Spyder pulled a pack of American Spirits from his jacket pocket, took one, gave one to Lulu and lit them both. They smoked in silence for a few moments.
Lulu blew a series of small smoke rings through the center of bigger rings, something Spyder had been watching her do since junior high. “The price for giving me back my life was my eyes,” she said, “They said that sight’s mostly in the brain and that in this Sphere of existence, they could make it so I’d see better without them.” Lulu took a long drag off the American Spirit. Spyder wanted her to stop talking. “They were right, only they didn’t tell me it wouldn’t last. Every year or so, my sight would start to go and they’d show up, ready to deal. They’d already taken my eyes, so they took something else each time. Stomach. Liver. Skin. I don’t know what all anymore. But not my heart. You’d be surprised what you can live without, but not your heart.” Another long drag. A cloud of blue smoke. “Each time, they’d do their little voodoo so my body’d keep going, till the next visit. No one ever noticed the difference. When they took my eyes I saw a whole new world. The world, I guess, you’re seeing now. Shit, Spyder, no one knows anything. All the teachers and cops and priests and shrinks they sent us to, they don’t know what’s really going on. When I saw the real world, knowing how long I’d been blind scared me a lot more than the monsters.”
“You think this is some kind of goddam gift?” asked Spyder.
“For you it is. You got it for free. It cost me a little more.”
“Fuck this world and fuck this gift.”
“I’d rather fuck your sister.”
“I’ll trade you for your mom.”
“Deal,” said Lulu. She stuck out her hand, the traditional end to a stupid joke that they’d done since they were kids. Eventually, Spyder shook Lulu’s hand.

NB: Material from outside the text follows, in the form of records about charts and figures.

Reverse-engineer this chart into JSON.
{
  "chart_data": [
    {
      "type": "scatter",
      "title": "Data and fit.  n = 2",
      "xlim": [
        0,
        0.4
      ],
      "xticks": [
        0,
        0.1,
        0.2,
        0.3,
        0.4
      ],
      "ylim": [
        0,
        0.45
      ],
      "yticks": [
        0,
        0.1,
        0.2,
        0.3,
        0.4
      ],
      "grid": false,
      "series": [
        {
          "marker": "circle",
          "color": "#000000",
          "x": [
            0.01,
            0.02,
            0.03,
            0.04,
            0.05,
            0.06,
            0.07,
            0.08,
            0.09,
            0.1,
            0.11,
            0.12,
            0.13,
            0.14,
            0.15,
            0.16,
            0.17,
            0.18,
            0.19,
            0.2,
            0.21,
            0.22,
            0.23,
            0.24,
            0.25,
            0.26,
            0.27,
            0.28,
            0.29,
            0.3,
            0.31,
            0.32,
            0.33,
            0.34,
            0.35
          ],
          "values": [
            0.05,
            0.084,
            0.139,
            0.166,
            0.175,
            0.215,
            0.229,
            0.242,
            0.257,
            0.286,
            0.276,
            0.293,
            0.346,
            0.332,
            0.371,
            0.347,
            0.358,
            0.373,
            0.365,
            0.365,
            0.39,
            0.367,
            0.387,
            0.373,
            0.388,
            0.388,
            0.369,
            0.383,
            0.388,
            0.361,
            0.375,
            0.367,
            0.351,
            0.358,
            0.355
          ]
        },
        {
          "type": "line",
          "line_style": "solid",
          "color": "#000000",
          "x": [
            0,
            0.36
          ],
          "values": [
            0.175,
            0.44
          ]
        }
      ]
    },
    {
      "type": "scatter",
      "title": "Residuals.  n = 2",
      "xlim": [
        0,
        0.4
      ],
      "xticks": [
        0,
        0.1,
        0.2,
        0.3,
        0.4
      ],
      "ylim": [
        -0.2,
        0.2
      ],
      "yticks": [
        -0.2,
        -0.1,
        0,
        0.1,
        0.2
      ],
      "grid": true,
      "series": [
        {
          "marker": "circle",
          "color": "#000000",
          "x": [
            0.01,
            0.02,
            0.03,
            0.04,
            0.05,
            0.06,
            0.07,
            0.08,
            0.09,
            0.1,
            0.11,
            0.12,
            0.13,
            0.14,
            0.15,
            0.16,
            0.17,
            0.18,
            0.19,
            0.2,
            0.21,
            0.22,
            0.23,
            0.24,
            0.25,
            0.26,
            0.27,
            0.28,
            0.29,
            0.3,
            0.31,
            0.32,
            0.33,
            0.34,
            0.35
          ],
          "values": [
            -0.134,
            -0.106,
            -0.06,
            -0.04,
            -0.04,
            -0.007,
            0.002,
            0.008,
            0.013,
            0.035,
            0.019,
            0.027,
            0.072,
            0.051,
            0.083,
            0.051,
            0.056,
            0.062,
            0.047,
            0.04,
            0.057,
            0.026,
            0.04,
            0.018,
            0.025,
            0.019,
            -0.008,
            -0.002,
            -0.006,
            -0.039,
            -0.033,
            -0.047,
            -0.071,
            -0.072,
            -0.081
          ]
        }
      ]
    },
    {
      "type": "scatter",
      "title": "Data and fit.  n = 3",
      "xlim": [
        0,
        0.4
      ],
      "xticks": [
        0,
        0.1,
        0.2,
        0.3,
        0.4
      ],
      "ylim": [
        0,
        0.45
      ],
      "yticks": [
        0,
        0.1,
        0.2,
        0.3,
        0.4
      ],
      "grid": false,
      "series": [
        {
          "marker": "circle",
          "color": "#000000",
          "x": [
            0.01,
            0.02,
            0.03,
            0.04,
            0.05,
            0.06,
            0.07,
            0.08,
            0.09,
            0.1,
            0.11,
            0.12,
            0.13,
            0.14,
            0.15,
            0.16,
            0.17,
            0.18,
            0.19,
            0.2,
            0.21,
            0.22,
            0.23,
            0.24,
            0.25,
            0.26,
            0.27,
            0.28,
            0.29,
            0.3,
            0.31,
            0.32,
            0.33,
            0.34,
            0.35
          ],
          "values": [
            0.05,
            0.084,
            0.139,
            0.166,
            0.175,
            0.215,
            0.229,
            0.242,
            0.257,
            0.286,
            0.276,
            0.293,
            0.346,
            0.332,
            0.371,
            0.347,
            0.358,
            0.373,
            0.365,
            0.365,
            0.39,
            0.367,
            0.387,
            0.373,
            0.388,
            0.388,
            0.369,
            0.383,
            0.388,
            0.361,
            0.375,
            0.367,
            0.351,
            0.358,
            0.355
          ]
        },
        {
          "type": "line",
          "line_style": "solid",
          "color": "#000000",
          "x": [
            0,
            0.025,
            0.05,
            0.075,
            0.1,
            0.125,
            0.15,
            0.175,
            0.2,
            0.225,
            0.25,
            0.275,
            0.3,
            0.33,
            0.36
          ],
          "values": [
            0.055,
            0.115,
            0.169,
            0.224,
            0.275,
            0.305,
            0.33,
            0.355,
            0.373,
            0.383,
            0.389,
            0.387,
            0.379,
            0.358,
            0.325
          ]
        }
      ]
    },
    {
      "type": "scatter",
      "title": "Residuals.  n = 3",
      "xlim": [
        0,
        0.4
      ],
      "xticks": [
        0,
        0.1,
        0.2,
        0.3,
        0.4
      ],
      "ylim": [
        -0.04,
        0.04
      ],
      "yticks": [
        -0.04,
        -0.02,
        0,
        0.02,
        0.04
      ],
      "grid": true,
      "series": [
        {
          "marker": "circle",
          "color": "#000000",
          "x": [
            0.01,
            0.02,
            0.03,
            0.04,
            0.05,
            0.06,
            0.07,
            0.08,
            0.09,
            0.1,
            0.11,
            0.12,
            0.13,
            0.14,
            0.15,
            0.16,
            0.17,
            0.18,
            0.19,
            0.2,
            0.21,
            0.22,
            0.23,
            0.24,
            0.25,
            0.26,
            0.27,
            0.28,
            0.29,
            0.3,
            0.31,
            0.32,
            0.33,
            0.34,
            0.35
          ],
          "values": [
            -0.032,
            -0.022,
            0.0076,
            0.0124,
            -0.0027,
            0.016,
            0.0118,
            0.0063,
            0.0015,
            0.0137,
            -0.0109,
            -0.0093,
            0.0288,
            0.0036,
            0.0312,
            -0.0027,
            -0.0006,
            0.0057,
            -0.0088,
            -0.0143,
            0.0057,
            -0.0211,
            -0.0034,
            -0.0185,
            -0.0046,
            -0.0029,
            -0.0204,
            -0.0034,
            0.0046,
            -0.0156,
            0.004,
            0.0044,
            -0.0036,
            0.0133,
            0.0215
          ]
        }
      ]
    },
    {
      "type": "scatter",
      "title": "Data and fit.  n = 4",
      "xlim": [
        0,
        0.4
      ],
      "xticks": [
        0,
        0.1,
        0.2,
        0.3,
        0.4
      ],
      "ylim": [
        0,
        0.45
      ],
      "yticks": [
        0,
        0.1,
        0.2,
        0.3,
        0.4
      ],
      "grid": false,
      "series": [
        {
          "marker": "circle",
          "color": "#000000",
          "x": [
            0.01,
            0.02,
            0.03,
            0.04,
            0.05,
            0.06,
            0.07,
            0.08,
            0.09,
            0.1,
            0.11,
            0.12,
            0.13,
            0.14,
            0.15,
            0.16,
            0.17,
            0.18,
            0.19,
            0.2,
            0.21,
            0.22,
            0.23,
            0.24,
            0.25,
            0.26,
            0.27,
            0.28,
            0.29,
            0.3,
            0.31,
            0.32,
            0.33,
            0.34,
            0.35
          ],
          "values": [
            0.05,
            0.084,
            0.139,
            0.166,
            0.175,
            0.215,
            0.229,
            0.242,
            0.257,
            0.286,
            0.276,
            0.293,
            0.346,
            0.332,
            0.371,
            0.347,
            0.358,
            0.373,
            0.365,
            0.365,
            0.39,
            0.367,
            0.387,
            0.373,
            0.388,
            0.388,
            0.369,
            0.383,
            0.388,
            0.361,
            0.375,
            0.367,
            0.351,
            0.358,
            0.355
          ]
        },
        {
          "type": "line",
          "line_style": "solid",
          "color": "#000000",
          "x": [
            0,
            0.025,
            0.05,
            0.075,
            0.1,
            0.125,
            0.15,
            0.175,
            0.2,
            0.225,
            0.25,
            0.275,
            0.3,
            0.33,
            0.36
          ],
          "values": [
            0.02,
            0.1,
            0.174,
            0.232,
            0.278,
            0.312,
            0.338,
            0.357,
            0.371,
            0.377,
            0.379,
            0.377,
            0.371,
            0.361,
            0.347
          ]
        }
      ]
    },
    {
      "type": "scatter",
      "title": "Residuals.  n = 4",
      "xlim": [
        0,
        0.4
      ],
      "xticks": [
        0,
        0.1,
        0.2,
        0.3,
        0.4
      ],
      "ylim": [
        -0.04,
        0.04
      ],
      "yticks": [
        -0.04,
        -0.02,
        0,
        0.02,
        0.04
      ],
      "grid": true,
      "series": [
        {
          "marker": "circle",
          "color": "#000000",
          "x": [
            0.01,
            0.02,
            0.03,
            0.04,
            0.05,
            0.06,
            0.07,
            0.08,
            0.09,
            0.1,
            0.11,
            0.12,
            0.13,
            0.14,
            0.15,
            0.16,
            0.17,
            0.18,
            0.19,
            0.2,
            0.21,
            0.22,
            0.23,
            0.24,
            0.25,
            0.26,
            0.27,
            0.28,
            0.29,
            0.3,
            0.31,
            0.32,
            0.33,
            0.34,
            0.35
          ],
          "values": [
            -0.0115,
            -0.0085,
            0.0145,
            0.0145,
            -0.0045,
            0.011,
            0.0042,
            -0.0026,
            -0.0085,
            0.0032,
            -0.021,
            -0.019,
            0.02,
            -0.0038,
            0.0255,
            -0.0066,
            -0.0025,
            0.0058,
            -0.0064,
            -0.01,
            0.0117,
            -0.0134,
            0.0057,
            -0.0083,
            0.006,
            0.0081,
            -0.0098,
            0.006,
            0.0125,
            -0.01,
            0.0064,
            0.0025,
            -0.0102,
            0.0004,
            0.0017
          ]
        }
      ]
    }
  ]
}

“Goddam,” said Spyder. “It is you, isn’t it?”
“Yeah, it is.”
Spyder slid his arm around Lulu’s shoulders and pulled her to him. She hugged him and laid her head on his chest. They sat on the floor until the sun went down and the studio was dark. People knocked on the door, but they ignored them.
SEVEN
Shadows
Many years ago, Ishtama was the mother of birds, Setuum was the mother of fishes, and in a golden city in the south Coatlique, the Lady of the Skirt of Snakes—her body decorated with human skulls, serpents and lacerated hands—gave birth to the first man, Mixcoatl.